448.7Running 1 symbiont process per queueTAY2P1::HOWARDWhoever it takesTue Apr 15 1997 17:3911
    Thanks for the input.  I will start with the number of DCPS processes
    and look at QUANTUM after that.  PSPA was very happy over the weekend
    after I CONVERTed NSCHED$:VSS.DAT. It went from 4200 to 52 blocks.  But
    Monday's report is pretty much as before.  Not sure if this was
    related, but it probably was a good idea anyway.
    
    >How many DCPS queues and what version are they? 
    
    There are 58 DCPS queues running DCPS V1.3.  14 were inactive last week.
    
    Ben
448.8DCPS$MAX_STREAMSFUNYET::ANDERSONExchange *this*Tue Apr 15 1997 21:285
You can reduce the number of DCPS symbiont processes by changing the value of
the logical name DCPS$MAX_STREAMS as described in DCPS$STARTUP.COM.  This may
help your situation.

Paul
448.9Looks like DCPS$MAX_STREAMS was the solutionTAY2P1::HOWARDWhoever it takesFri Apr 18 1997 18:3410
    I set DCPS$MAX_STREAMS to 4 and PSPA is now reporting no bottleneck. 

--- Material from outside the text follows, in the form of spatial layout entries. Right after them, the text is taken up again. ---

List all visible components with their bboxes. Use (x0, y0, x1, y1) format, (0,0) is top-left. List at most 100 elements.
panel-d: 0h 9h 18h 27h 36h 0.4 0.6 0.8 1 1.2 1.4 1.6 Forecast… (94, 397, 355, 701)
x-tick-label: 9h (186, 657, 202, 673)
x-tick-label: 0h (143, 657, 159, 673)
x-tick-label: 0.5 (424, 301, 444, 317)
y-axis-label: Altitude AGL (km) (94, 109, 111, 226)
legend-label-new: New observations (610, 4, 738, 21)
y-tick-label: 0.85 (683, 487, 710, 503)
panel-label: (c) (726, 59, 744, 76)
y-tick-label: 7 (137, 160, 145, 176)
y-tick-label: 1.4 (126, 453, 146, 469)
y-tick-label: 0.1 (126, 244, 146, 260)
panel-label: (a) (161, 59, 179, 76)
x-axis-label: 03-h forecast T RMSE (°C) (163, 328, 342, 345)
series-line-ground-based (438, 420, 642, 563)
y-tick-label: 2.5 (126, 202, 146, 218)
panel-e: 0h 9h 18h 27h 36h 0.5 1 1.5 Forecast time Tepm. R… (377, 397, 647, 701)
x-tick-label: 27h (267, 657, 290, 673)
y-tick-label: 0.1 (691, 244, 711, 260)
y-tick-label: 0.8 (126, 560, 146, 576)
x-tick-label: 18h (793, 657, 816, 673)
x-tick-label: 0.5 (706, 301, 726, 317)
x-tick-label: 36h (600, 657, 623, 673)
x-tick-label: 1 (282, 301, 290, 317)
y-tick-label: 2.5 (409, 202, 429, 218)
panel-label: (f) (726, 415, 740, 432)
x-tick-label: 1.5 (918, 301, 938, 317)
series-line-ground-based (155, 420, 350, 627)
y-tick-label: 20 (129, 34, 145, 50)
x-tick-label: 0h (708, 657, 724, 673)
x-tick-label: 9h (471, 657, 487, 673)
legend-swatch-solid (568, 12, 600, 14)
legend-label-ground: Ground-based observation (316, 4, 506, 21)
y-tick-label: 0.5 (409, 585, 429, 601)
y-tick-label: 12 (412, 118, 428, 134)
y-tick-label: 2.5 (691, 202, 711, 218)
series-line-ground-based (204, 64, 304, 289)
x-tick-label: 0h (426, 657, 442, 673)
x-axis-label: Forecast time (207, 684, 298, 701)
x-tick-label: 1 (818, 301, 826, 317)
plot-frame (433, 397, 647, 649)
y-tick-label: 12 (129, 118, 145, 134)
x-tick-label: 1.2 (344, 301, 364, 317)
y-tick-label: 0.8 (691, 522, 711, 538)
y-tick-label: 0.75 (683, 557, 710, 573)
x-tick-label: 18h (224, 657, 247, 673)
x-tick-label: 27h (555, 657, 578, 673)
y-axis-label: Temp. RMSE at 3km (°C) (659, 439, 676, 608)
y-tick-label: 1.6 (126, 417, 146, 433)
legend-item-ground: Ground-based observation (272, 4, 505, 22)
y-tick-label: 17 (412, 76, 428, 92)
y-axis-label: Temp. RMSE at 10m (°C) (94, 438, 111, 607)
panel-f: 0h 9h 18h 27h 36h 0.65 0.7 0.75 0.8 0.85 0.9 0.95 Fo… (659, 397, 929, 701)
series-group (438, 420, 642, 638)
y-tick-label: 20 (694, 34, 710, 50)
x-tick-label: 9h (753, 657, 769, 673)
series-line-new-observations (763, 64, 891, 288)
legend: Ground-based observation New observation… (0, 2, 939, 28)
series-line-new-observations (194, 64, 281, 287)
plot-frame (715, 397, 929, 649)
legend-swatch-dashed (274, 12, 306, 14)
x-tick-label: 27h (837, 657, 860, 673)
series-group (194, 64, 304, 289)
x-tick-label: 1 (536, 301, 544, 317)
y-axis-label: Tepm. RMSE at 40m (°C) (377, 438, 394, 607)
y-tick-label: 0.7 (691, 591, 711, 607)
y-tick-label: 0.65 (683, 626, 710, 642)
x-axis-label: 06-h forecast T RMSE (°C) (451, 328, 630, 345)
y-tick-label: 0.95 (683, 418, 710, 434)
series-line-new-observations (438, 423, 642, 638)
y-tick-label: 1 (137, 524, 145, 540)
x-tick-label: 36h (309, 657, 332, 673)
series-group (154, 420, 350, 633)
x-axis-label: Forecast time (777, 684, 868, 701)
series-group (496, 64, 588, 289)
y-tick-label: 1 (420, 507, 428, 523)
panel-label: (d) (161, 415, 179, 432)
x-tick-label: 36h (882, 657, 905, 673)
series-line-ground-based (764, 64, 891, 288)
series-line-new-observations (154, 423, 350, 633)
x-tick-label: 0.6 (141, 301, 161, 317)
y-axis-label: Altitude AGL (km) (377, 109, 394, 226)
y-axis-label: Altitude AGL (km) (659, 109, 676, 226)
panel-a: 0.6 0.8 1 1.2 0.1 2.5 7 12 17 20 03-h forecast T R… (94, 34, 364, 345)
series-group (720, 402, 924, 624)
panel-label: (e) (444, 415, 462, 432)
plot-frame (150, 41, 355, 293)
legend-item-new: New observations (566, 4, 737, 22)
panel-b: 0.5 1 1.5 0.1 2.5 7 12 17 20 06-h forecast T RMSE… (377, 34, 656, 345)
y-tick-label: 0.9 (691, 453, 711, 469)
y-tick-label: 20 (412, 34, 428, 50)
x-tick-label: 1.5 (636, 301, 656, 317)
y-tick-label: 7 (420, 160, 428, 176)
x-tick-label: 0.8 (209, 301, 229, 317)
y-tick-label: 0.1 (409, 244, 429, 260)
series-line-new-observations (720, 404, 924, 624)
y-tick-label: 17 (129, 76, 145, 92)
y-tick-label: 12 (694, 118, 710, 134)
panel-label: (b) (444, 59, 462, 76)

    It had been 8 before the problem began, but I had removed the logical
    in an attempt to get PATHWORKS working.  I don't know if it helped that
    problem, since I did several things at the same time to get things
    going again.  
    
    I appreciate the help, because I did not see the relationship between
    that and the problems. 
    
    Ben